Lets say i have df like this
ID | name_x | st | string |
---|---|---|---|
1 | xx | us | Being unacquainted with the chief raccoon was harming his prospects for promotion |
2 | xy | us1 | The overpass went under the highway and into a secret world |
3 | xz | us | He was 100% into fasting with her until he understood that meant he couldn't eat |
4 | xu | us2 | Random words in front of other random words create a random sentence |
5 | xi | us1 | All you need to do is pick up the pen and begin |
Using python and pandas for column st I want count name_x values and then extract top 3 key words from string.
For example like this:
st | name_x_count | top1_word | top2_word | top3_word |
---|---|---|---|---|
us | 2 | word1 | word2 | word3 |
us1 | 2 | word1 | word2 | word3 |
us2 | 1 | word1 | word2 | word3 |
Is there any way to solve this task?
CodePudding user response:
I would first groupby() to concatenate the strings as you show and then use collections Counter
and then most_common
. Finally assign it back to the dataframe. I am using x.lower()
because otherwise "He" and "he" will be considered a different word (but you can always remove it if this is intended):
output = df.groupby('st').agg(
name_x_count = pd.NamedAgg('name_x','count'),
string = pd.NamedAgg('string',' '.join))
After grouping by we create the columns by using collections.Counter()
:
output[['top1_word','top2_word','top3_word']] = output['string'].map(lambda x: [x[0] for x in collections.Counter(x.lower().split()).most_common(3)])

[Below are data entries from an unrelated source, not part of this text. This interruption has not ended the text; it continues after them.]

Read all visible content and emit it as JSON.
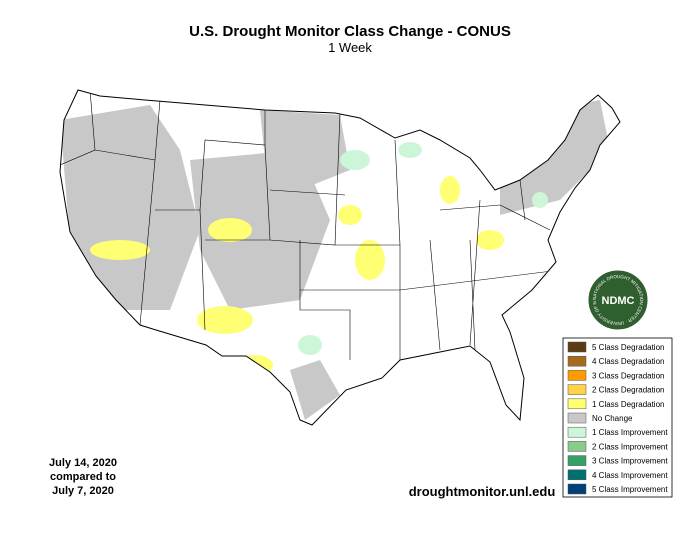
{
  "title": "U.S. Drought Monitor Class Change - CONUS",
  "subtitle": "1 Week",
  "legend": [
    {
      "label": "5 Class Degradation",
      "color": "#5c3a12"
    },
    {
      "label": "4 Class Degradation",
      "color": "#a5691f"
    },
    {
      "label": "3 Class Degradation",
      "color": "#ff9a00"
    },
    {
      "label": "2 Class Degradation",
      "color": "#ffd24a"
    },
    {
      "label": "1 Class Degradation",
      "color": "#ffff73"
    },
    {
      "label": "No Change",
      "color": "#c8c8c8"
    },
    {
      "label": "1 Class Improvement",
      "color": "#cdf5d7"
    },
    {
      "label": "2 Class Improvement",
      "color": "#88cc8a"
    },
    {
      "label": "3 Class Improvement",
      "color": "#36a068"
    },
    {
      "label": "4 Class Improvement",
      "color": "#00706f"
    },
    {
      "label": "5 Class Improvement",
      "color": "#003f78"
    }
  ],
  "date_text": [
    "July 14, 2020",
    "compared to",
    "July 7, 2020"
  ],
  "source": "droughtmonitor.unl.edu",
  "logo": {
    "label": "NDMC",
    "ring_text": "NATIONAL DROUGHT MITIGATION CENTER · UNIVERSITY OF NEBRASKA"
  }
}
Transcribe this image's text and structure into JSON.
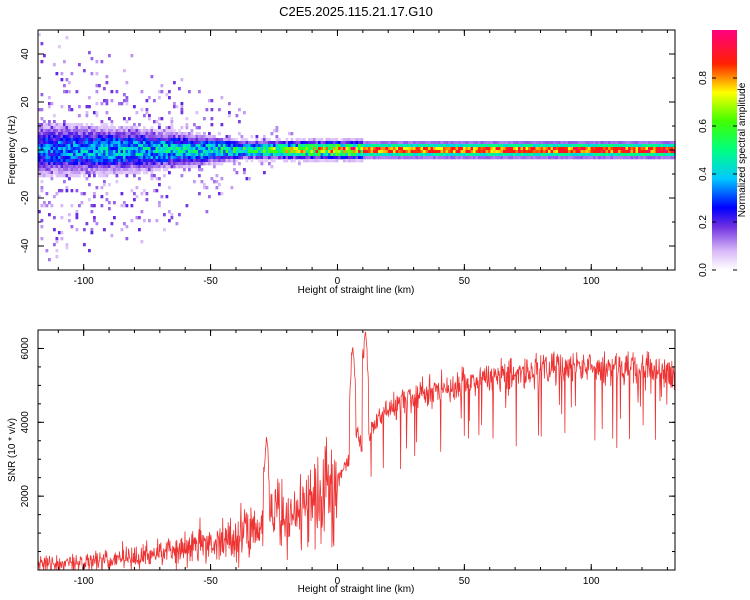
{
  "figure": {
    "title": "C2E5.2025.115.21.17.G10"
  },
  "chart_data": [
    {
      "type": "heatmap",
      "xlabel": "Height of straight line (km)",
      "ylabel": "Frequency (Hz)",
      "xlim": [
        -118,
        133
      ],
      "ylim": [
        -50,
        50
      ],
      "xticks": [
        "-100",
        "-50",
        "0",
        "50",
        "100"
      ],
      "yticks": [
        "-40",
        "-20",
        "0",
        "20",
        "40"
      ],
      "colorbar": {
        "label": "Normalized spectral amplitude",
        "range": [
          0,
          1
        ],
        "ticks": [
          "0.0",
          "0.2",
          "0.4",
          "0.6",
          "0.8"
        ]
      },
      "ridge_frequency_hz": 0,
      "spread_profile": [
        {
          "x": -118,
          "spread_hz": 50,
          "peak": 0.35
        },
        {
          "x": -80,
          "spread_hz": 40,
          "peak": 0.45
        },
        {
          "x": -50,
          "spread_hz": 25,
          "peak": 0.5
        },
        {
          "x": -30,
          "spread_hz": 12,
          "peak": 0.6
        },
        {
          "x": -10,
          "spread_hz": 5,
          "peak": 0.8
        },
        {
          "x": 10,
          "spread_hz": 3,
          "peak": 0.9
        },
        {
          "x": 133,
          "spread_hz": 3,
          "peak": 0.95
        }
      ]
    },
    {
      "type": "line",
      "xlabel": "Height of straight line (km)",
      "ylabel": "SNR (10 * v/v)",
      "xlim": [
        -118,
        133
      ],
      "ylim": [
        0,
        6500
      ],
      "xticks": [
        "-100",
        "-50",
        "0",
        "50",
        "100"
      ],
      "yticks": [
        "2000",
        "4000",
        "6000"
      ],
      "color": "#ee3333",
      "trend": {
        "x": [
          -118,
          -100,
          -80,
          -60,
          -40,
          -30,
          -25,
          -20,
          -10,
          0,
          5,
          8,
          10,
          12,
          15,
          20,
          30,
          40,
          60,
          80,
          100,
          120,
          133
        ],
        "y": [
          150,
          200,
          350,
          600,
          900,
          1200,
          1700,
          1400,
          1800,
          2500,
          3000,
          3700,
          3300,
          3600,
          4000,
          4400,
          4700,
          4900,
          5200,
          5400,
          5500,
          5450,
          5400
        ]
      },
      "spikes": [
        {
          "x": -28,
          "y": 3600
        },
        {
          "x": 6,
          "y": 6100
        },
        {
          "x": 11,
          "y": 6500
        }
      ]
    }
  ]
}
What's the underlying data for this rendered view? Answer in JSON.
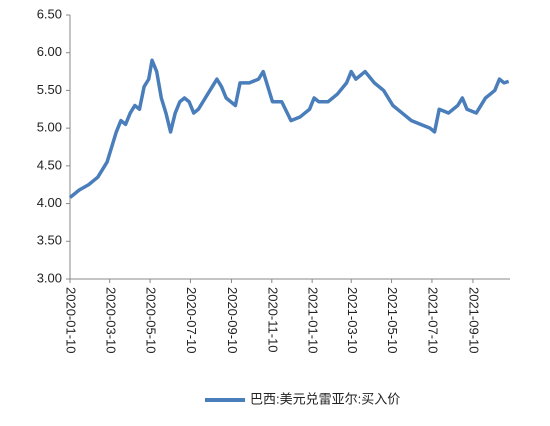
{
  "chart_data": {
    "type": "line",
    "x": [
      "2020-01-10",
      "2020-01-24",
      "2020-02-07",
      "2020-02-21",
      "2020-03-06",
      "2020-03-13",
      "2020-03-20",
      "2020-03-27",
      "2020-04-03",
      "2020-04-10",
      "2020-04-17",
      "2020-04-24",
      "2020-05-01",
      "2020-05-08",
      "2020-05-13",
      "2020-05-20",
      "2020-05-27",
      "2020-06-03",
      "2020-06-10",
      "2020-06-17",
      "2020-06-24",
      "2020-07-01",
      "2020-07-08",
      "2020-07-15",
      "2020-07-22",
      "2020-07-29",
      "2020-08-05",
      "2020-08-12",
      "2020-08-19",
      "2020-08-26",
      "2020-09-02",
      "2020-09-16",
      "2020-09-23",
      "2020-10-07",
      "2020-10-21",
      "2020-10-28",
      "2020-11-04",
      "2020-11-11",
      "2020-11-25",
      "2020-12-09",
      "2020-12-23",
      "2021-01-06",
      "2021-01-13",
      "2021-01-20",
      "2021-02-03",
      "2021-02-17",
      "2021-03-03",
      "2021-03-10",
      "2021-03-17",
      "2021-03-24",
      "2021-03-31",
      "2021-04-14",
      "2021-04-28",
      "2021-05-12",
      "2021-05-26",
      "2021-06-09",
      "2021-06-23",
      "2021-07-07",
      "2021-07-14",
      "2021-07-21",
      "2021-08-04",
      "2021-08-18",
      "2021-08-25",
      "2021-09-01",
      "2021-09-15",
      "2021-09-29",
      "2021-10-13",
      "2021-10-20",
      "2021-10-27",
      "2021-11-03"
    ],
    "series": [
      {
        "name": "巴西:美元兑雷亚尔:买入价",
        "color": "#4a7ebb",
        "values": [
          4.08,
          4.18,
          4.25,
          4.35,
          4.55,
          4.75,
          4.95,
          5.1,
          5.05,
          5.2,
          5.3,
          5.25,
          5.55,
          5.65,
          5.9,
          5.75,
          5.4,
          5.2,
          4.95,
          5.2,
          5.35,
          5.4,
          5.35,
          5.2,
          5.25,
          5.35,
          5.45,
          5.55,
          5.65,
          5.55,
          5.4,
          5.3,
          5.6,
          5.6,
          5.65,
          5.75,
          5.55,
          5.35,
          5.35,
          5.1,
          5.15,
          5.25,
          5.4,
          5.35,
          5.35,
          5.45,
          5.6,
          5.75,
          5.65,
          5.7,
          5.75,
          5.6,
          5.5,
          5.3,
          5.2,
          5.1,
          5.05,
          5.0,
          4.95,
          5.25,
          5.2,
          5.3,
          5.4,
          5.25,
          5.2,
          5.4,
          5.5,
          5.65,
          5.6,
          5.62
        ]
      }
    ],
    "xlim": [
      "2020-01-10",
      "2021-11-05"
    ],
    "xticks": [
      "2020-01-10",
      "2020-03-10",
      "2020-05-10",
      "2020-07-10",
      "2020-09-10",
      "2020-11-10",
      "2021-01-10",
      "2021-03-10",
      "2021-05-10",
      "2021-07-10",
      "2021-09-10"
    ],
    "ylim": [
      3,
      6.5
    ],
    "yticks": [
      {
        "value": 3,
        "label": "3.00"
      },
      {
        "value": 3.5,
        "label": "3.50"
      },
      {
        "value": 4,
        "label": "4.00"
      },
      {
        "value": 4.5,
        "label": "4.50"
      },
      {
        "value": 5,
        "label": "5.00"
      },
      {
        "value": 5.5,
        "label": "5.50"
      },
      {
        "value": 6,
        "label": "6.00"
      },
      {
        "value": 6.5,
        "label": "6.50"
      }
    ],
    "legend": "bottom"
  }
}
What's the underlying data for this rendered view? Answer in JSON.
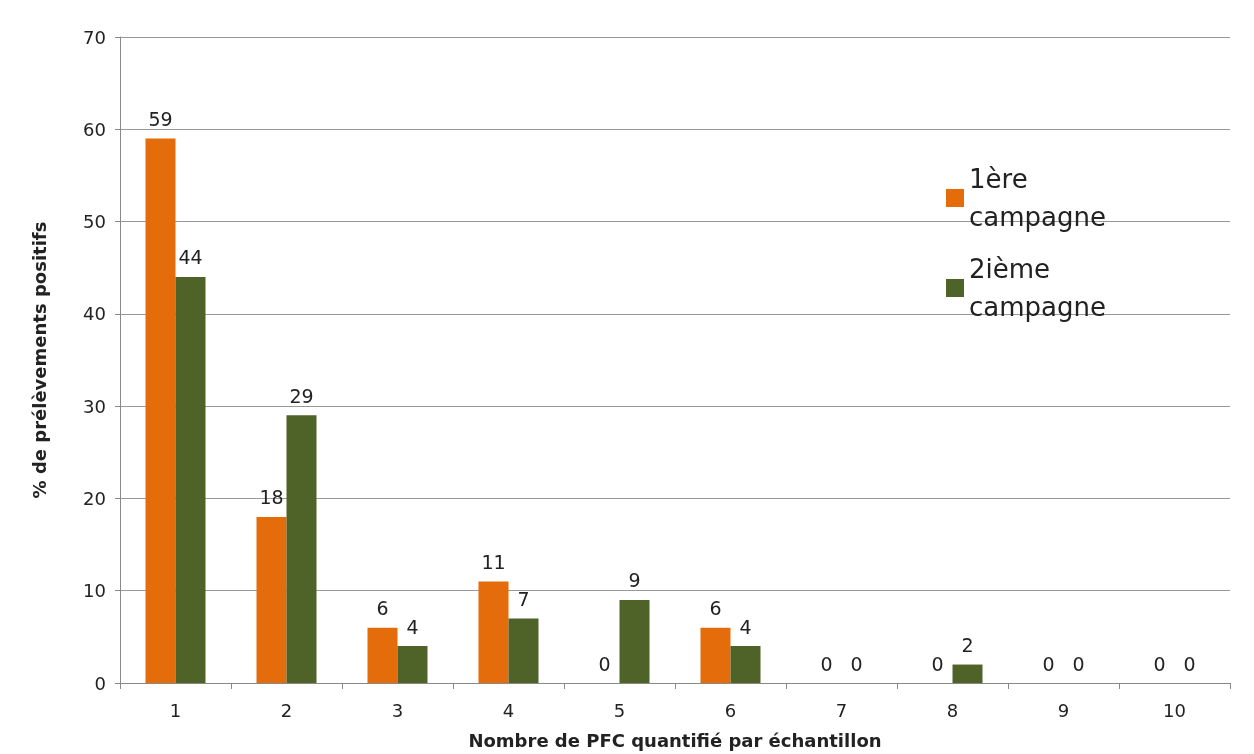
{
  "chart_data": {
    "type": "bar",
    "xlabel": "Nombre de PFC quantifié par échantillon",
    "ylabel": "% de prélèvements positifs",
    "categories": [
      "1",
      "2",
      "3",
      "4",
      "5",
      "6",
      "7",
      "8",
      "9",
      "10"
    ],
    "series": [
      {
        "name": "1ère campagne",
        "color": "#e46c0a",
        "values": [
          59,
          18,
          6,
          11,
          0,
          6,
          0,
          0,
          0,
          0
        ]
      },
      {
        "name": "2ième campagne",
        "color": "#4f6228",
        "values": [
          44,
          29,
          4,
          7,
          9,
          4,
          0,
          2,
          0,
          0
        ]
      }
    ],
    "ylim": [
      0,
      70
    ],
    "yticks": [
      0,
      10,
      20,
      30,
      40,
      50,
      60,
      70
    ],
    "grid": "y",
    "legend": "top right",
    "data_labels": true
  }
}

output = output.drop(columns='string')
Output:
name_x_count top1_word top2_word top3_word
st
us 2 he with was
us1 2 the and overpass
us2 1 random words in
CodePudding user response:
First, I added a space at the end of each string, as we will combine sentences while grouping. Then I consolidated the sentences after grouping by the st column.
df['string']=df['string'] ' ' # we will use sum function. When combining sentences, there should be spaces in between.
dfx=df.groupby('st').agg({'st':'count','string':'sum'}) #groupby st and combine strings
Then list each word of the string expression, calculate their distribution and get the first 3 values.
from collections import Counter
mask=dfx['string'].apply(lambda x: list(dict(Counter(x.split()).most_common()[:3]).keys()))
print(mask)
'''
st string
us ['with', 'was', 'he']
us1 ['the', 'and', 'The']
us2 ['words', 'random', 'Random']
'''
Finally, add these first 3 words as new columns.
dfx[['top1_word','top2_word','top3_word']]=pd.DataFrame(mask.tolist(), index= mask.index)
dfx
st name_x_count top1_word top2_word top3_word
us 2 with was he
us1 2 the and The
us2 1 words random Random